A Texas-born Italian princess is vowing to fight a court order to vacate her 16th-century Roman villa that houses the world’s only known Caravaggio ceiling mural valued at $335m.
Princess Rita Generatte Boncompagni Ludovisi, 73, was last week served with 60 days’ notice to leave the Casino dell’Aurora, the latest chapter in a years-long inheritance battle with her late husband’s three sons .
Ms Boncompagni Ludovici, a former actress, told Reuters she was “appalled” at the order to vacate her home and would appeal the decision.
The Casino dell’Aurora, located in central Rome, was built on the ancient gardens of Julius Caesar and houses artworks by famous Italian artists, such as Guercino and Caravaggio’s Jupiter, Neptune and Pluto.
According to Reuters, in 2018, Ms. Boncompagni Ludovisi was allowed to live in the villa for the rest of her life, following the death of her third husband, Prince Nicolo Francesco Boncompagni Ludovisi.
If sold, the proceeds would be divided between her and her late husband’s sons.
The Italian royal’s sons disputed the terms of his will, and they have been involved in a protracted legal dispute ever since.
The villa has since fallen into a state of disrepair, and an Italian court ordered its sale to resolve an inheritance dispute with Prince Niccolo’s sons.
It failed to sell in an online auction in January 2022 after court-appointed experts placed a minimum bid price on the villa of $380m (350 million euros).
Four more auctions held at lower prices also found no takers.
After the collapse of an exterior wall on the property forced the closure of a neighboring road, a judge ruled that the property was not being properly maintained and issued an eviction order, according to La Repubblica.
Ms Boncompagni Ludovici told Reuters she believed she would have been sidelined by the courts after she was offered unauthorized paid tours of the property to help with maintenance costs.
According to the Associated Press, the villa was built in 1570, and had belonged to the Ludovici family since the early 1600s.

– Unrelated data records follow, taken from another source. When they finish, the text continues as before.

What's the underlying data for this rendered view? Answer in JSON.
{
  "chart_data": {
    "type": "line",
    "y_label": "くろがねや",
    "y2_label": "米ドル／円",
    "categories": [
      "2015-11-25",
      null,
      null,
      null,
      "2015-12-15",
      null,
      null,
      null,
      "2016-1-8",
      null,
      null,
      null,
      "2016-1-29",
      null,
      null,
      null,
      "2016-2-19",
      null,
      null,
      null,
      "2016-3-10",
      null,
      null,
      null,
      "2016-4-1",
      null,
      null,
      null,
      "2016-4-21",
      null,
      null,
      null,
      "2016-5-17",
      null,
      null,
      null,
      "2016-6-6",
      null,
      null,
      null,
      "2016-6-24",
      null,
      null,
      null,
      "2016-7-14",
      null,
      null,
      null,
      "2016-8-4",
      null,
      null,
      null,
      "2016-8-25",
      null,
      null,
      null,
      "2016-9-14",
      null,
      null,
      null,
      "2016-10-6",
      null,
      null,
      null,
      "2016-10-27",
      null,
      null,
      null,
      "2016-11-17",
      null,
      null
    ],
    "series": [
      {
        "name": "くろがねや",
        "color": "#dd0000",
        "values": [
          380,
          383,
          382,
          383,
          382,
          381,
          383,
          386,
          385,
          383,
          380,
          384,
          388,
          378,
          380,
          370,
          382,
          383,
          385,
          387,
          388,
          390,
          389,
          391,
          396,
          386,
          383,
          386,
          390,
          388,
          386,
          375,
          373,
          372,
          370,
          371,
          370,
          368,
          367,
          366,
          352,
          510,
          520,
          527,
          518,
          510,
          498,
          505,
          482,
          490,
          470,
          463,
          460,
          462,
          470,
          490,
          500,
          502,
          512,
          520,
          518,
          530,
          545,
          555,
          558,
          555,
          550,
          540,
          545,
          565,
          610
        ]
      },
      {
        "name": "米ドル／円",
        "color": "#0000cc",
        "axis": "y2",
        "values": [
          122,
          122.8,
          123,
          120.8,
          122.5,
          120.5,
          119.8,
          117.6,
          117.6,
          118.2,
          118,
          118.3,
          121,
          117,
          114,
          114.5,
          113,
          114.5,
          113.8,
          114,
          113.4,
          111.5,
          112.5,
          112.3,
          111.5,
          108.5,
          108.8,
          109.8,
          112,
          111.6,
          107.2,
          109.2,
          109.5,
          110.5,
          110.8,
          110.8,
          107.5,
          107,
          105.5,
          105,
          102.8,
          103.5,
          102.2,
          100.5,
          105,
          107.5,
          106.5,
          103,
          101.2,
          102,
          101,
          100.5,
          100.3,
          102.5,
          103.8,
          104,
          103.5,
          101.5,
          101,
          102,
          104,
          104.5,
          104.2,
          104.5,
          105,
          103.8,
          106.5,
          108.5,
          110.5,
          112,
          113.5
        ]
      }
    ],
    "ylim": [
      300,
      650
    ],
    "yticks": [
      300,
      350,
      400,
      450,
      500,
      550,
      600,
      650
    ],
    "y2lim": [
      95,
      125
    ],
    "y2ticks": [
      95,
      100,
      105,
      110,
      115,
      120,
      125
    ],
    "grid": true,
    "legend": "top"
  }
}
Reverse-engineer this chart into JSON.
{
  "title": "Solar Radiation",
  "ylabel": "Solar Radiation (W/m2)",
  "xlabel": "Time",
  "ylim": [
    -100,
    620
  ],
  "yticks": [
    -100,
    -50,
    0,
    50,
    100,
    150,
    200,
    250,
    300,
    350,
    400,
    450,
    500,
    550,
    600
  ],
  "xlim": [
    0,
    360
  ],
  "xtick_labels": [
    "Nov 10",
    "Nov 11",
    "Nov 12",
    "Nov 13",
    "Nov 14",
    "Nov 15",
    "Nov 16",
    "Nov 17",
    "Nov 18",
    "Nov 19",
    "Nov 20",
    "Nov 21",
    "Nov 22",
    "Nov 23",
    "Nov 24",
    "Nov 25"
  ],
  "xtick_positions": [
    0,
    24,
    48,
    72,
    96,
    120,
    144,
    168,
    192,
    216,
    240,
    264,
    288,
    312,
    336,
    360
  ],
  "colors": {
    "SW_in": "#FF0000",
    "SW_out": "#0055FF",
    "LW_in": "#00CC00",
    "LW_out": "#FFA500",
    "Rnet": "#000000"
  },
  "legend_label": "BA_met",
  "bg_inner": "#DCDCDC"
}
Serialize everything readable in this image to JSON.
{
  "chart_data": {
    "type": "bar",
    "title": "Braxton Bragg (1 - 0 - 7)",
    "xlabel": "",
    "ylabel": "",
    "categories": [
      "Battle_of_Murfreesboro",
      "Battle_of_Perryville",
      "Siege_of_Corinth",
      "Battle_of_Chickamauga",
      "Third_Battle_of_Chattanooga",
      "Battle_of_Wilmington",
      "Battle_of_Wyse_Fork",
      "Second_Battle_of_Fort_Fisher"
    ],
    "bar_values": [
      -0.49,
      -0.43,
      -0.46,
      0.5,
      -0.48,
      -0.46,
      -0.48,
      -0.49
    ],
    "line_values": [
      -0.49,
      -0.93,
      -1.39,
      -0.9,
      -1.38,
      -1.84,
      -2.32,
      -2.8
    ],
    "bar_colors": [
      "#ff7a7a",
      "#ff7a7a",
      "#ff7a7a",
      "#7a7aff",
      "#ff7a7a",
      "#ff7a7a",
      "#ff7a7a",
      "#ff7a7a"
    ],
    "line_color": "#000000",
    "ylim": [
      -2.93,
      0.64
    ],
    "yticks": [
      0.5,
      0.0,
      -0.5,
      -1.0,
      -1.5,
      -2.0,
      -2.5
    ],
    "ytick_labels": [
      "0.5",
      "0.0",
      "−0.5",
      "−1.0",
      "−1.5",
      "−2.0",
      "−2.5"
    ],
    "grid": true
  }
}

The previous listing on auction by the Rome Tribunal described it as a “monumental property” on six levels that “stands among the most distinguished architectural and landscape beauties of pre-unification Rome”.
It has three garages, two roof terraces and a “luxurious garden with arboreal essence and tall trees, walkways, stairs and rest areas”.
Ms Boncompagni Ludovici has lived in the villa for 20 years, telling the Guardian in a recent interview that she has devoted “all her time and resources” to it.
Before marrying her Italian prince, Ms. Boncompagni Ludovisi worked in television and real estate in New York, according to Forbes, and helped broker Donald Trump’s purchase of the General Motors building in 1998.
She was previously married to former Congressman John Jenrette from North Carolina.
Ms Boncompagni Ludovici did not immediately respond to a request for comment by The Independent.